Thought has never been freer, worship has never been more protected, and for quite some time, family life was never more blessed, than behind the shield of the United States of America’s politics of classical liberalism. Yet Deneen’s judgment on politics today is that “[n]o serious effort to conceive humane postliberal alternative is likely to emerge from the rear-guard defenders of a declining regime.”
Once again, maybe Deneen is right. Perhaps Christians should withdraw from American politics and society and focus almost exclusively on building families, churches, and associations that will survive what is to come when America’s classical liberal operating system finally crashes. But if Deneen is wrong, then Christians will be like that wicked and unprofitable servant who, distrusting the providence of his master, buried his talent in a field rather than send it forth into the world to prosper.

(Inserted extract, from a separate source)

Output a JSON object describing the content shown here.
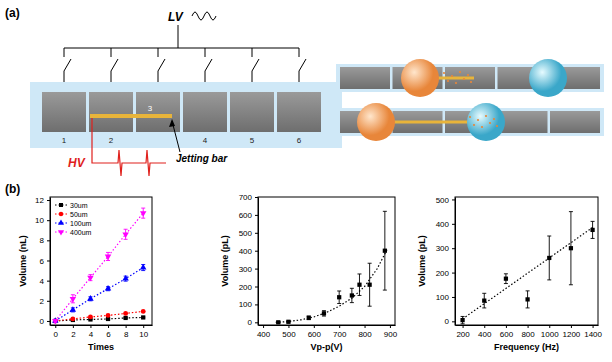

The three gaps in the argument of Why Liberalism Failed undercut its practical exhortation to give up on liberalism, but they do much to advance the theory of what ails liberalism today. Each of them points to a way for the defenders of America and classical liberalism to find new ways to repair, reinvigorate, and redeem the liberal project.
We need to recover the true political philosophy of the Founding. We need to discover again the love of liberty that linked the classics to the American Founding. We need to better understand how the liberal project was intended to correct Christianity, and how Christianity might now in its turn correct liberalism. In short, what we need is not just better practices, but better theory. In escalating the critique of liberalism from a theoretical concern to a matter of practical urgency, Deneen has challenged those who refuse to give up on modern society and the American Constitution to step up their game.